AI Article Synopsis

  • Researchers developed a scoring system to quickly differentiate Stenotrophomonas maltophilia (SM) bacteremia from Pseudomonas aeruginosa (PA) bacteremia in patients with hematological malignancies.
  • The scoring system identified key clinical indicators such as lack of PA colonization, antibiotic treatment failure, and central venous catheter use, each assigned specific scores based on their impact.
  • The prediction tool showed strong performance with a receiver operating characteristic curve area of 0.805, helping to ensure faster and more accurate treatment of infections.

Article Abstract

Difficulties in immediately distinguishing Stenotrophomonas maltophilia (SM) bacteremia from Pseudomonas aeruginosa (PA) bacteremia in the clinical setting can lead to treatment delay. We aimed to develop a scoring system to immediately distinguish SM bacteremia from PA bacteremia using clinical indicators. We enrolled cases of SM and PA bacteremia in adult patients with hematological malignancies between January 2011 and June 2018. The patients were randomized into derivation and validation cohorts (2:1), and a clinical prediction tool for SM bacteremia was developed and verified.
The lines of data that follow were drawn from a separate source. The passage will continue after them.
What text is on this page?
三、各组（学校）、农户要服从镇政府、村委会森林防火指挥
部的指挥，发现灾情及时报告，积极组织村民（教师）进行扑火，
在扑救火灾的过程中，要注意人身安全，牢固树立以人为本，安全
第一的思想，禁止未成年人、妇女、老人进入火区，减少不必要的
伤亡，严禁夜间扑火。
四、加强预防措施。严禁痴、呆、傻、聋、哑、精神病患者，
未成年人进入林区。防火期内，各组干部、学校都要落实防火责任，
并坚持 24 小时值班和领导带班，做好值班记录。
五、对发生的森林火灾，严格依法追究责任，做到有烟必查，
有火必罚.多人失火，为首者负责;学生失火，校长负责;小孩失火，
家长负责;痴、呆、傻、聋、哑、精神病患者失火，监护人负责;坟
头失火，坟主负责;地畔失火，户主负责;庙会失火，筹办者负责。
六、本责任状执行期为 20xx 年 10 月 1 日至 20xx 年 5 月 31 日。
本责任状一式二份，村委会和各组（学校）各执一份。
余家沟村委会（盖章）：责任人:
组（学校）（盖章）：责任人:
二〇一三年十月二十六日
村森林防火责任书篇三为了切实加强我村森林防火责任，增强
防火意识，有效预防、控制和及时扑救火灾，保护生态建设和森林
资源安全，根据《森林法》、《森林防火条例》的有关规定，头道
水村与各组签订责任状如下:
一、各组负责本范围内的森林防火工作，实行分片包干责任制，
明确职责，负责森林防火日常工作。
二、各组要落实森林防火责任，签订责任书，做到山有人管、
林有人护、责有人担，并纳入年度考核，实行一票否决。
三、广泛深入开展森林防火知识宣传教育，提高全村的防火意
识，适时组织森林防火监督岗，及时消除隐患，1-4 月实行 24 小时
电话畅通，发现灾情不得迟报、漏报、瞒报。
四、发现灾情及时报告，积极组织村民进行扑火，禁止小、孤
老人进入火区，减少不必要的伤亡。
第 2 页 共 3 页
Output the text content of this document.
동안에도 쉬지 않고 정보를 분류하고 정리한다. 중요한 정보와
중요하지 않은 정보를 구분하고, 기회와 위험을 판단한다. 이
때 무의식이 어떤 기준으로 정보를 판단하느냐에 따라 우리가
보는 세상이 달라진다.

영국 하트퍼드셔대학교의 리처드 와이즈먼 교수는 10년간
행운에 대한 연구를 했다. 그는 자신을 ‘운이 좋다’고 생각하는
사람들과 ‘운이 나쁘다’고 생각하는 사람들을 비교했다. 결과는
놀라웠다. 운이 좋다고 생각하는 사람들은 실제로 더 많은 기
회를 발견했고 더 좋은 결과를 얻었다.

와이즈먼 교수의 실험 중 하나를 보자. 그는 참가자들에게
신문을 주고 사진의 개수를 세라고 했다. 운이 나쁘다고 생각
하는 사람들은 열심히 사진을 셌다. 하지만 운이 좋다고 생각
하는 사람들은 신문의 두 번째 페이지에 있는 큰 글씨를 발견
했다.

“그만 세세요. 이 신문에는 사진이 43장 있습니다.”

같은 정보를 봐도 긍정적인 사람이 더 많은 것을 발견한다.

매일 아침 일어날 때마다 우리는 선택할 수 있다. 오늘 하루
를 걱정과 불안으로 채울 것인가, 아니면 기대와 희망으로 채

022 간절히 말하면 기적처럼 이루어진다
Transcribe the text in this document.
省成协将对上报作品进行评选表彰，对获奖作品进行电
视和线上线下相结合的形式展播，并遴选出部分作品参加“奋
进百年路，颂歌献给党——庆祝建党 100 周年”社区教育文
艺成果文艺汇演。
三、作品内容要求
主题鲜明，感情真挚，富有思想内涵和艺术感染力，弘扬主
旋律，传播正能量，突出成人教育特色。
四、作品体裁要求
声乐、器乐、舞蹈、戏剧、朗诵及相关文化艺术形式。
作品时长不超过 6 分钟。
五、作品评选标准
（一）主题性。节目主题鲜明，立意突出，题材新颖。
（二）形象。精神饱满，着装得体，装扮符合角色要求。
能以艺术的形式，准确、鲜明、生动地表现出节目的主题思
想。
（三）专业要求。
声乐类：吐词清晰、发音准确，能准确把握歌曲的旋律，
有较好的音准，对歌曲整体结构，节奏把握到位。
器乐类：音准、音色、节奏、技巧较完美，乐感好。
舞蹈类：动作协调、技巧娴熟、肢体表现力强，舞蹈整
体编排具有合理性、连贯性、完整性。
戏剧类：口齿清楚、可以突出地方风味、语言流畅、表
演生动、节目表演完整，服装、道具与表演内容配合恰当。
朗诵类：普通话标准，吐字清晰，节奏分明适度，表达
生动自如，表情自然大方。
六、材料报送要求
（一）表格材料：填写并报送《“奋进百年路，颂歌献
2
In total, 88 SM and 85 PA bacteremia cases were identified. In the derivation cohort, the following independent predictors of SM bacteremia were identified: no evidence of PA colonization, antipseudomonal β-lactam breakthrough bacteremia, and central venous catheter insertion. We scored each of the three predictors according to their regression coefficient (2, 2, and 1, respectively). Receiver operating characteristic curve analysis confirmed the score's predictive performance, with an area under the curve of 0.805. The combined sensitivity and specificity (0.655 and 0.821) was highest with a cut-off value of 4 points. Positive and negative predictive values were 79.2% (19/24) and 69.7% (23/33), respectively. This novel predictive scoring system is potentially useful for distinguishing SM bacteremia from PA bacteremia, which would facilitate immediate administration of appropriate antimicrobial therapy.